En ce moment, Iffland entre-bâilla la porte, passa sa tête par l’entre-bâillement, et regarda son maître en haussant par deux fois les sourcils. Traduction:

«Monsieur est servi!»

Méphisto prit les devants.

«Dînons d’abord, me dit Ernster; aussi bien je commence à m’apercevoir que je n’ai pas déjeuné. Hé, Seigneur Dieu, je ne me suis pas même donné un coup de brosse. Excusez-moi, je reviens dans deux minutes.»

Il disparut dans son cabinet de toilette, où je l’entendis faire ses ablutions à grande eau. Je me creusais la tête pour deviner quelle était cette cause sacrée qu’il prétendait avoir perdue, et plus je cherchais, moins je trouvais, naturellement.

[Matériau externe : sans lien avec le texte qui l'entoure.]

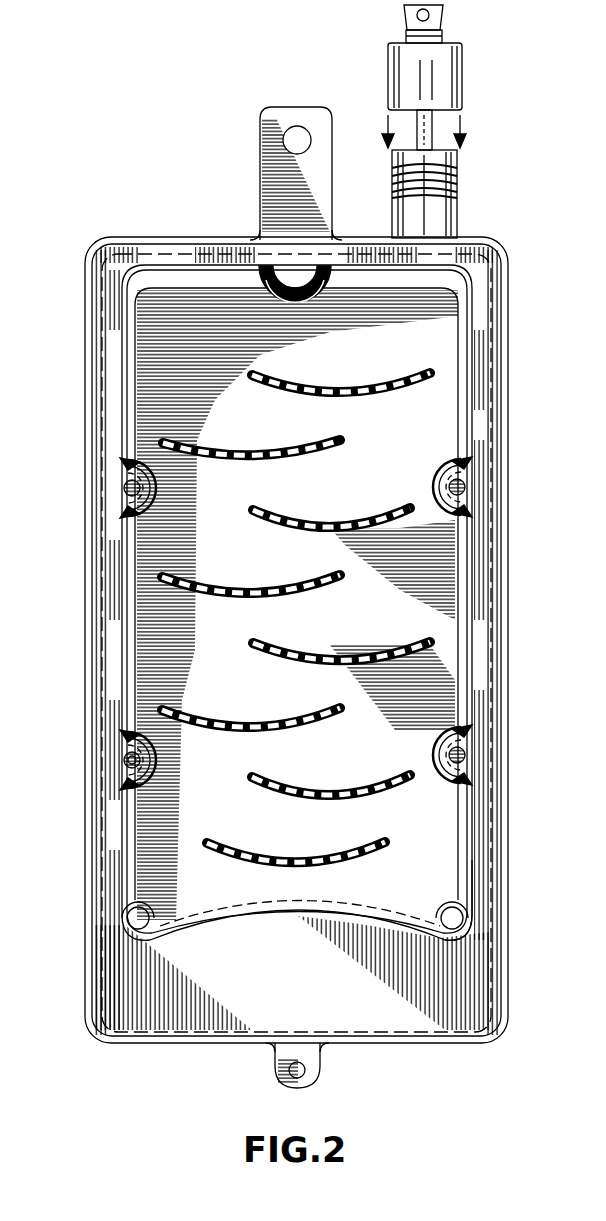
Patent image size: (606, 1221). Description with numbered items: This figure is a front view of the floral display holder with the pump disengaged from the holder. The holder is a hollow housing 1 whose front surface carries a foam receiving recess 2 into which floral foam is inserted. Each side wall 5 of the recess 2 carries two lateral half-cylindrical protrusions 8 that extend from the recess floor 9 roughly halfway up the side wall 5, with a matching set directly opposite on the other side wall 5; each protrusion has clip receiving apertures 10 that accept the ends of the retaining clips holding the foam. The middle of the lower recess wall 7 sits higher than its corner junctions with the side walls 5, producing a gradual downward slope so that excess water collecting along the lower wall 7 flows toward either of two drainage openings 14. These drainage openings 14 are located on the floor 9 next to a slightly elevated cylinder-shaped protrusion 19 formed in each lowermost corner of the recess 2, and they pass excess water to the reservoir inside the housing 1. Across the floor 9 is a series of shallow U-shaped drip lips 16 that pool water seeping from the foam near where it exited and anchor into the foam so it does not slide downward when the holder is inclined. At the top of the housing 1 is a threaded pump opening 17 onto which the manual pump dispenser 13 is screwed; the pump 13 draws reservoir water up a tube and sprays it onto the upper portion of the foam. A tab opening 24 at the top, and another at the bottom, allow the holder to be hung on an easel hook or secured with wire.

The housing 1 is at (115, 236).
The foam receiving recess 2 is at (192, 372).
The side wall 5 is at (125, 612).
The lower recess wall 7 is at (312, 905).
The lateral half-cylindrical protrusions 8 is at (132, 525).
The recess floor 9 is at (222, 668).
The clip receiving apertures 10 is at (130, 775).
The manual pump dispenser 13 is at (462, 62).
The drainage openings 14 is at (440, 912).
The drip lips 16 is at (329, 520).
The threaded pump opening 17 is at (457, 210).
The cylinder-shaped protrusion 19 is at (470, 920).
The tab opening 24 is at (297, 126).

Ernster reparut et me dit en souriant:

«Je rentre dans la vie civilisée; par-dessus le marché, j’ai faim. C’est bon signe, n’est-ce pas? Maintenant, entre nous, comme je ne veux pas faire à Iffland le chagrin de le renvoyer de la salle à manger, et que je ne tiens pas, d’autre part, à raconter ma déconfiture devant lui, je vous demanderai d’avoir un peu de patience. Je lui dirai de servir le café dans mon cabinet de travail, et nous aurons toute la soirée devant nous.

— Accordé », lui répondis-je.

Là-dessus, nous passâmes dans la salle à manger. Méphisto était déjà installé à sa place, qui n’était pas à table, bien entendu. A chaque repas, le méthodique Iffland étalait une natte de paille dans le fond de la salle. C’était la nappe de Méphisto. C’est là qu’on lui permettait de manger les os qu’il venait chercher très poliment, sur invitation, sans nul soupçon d’importunité ou de grossièreté.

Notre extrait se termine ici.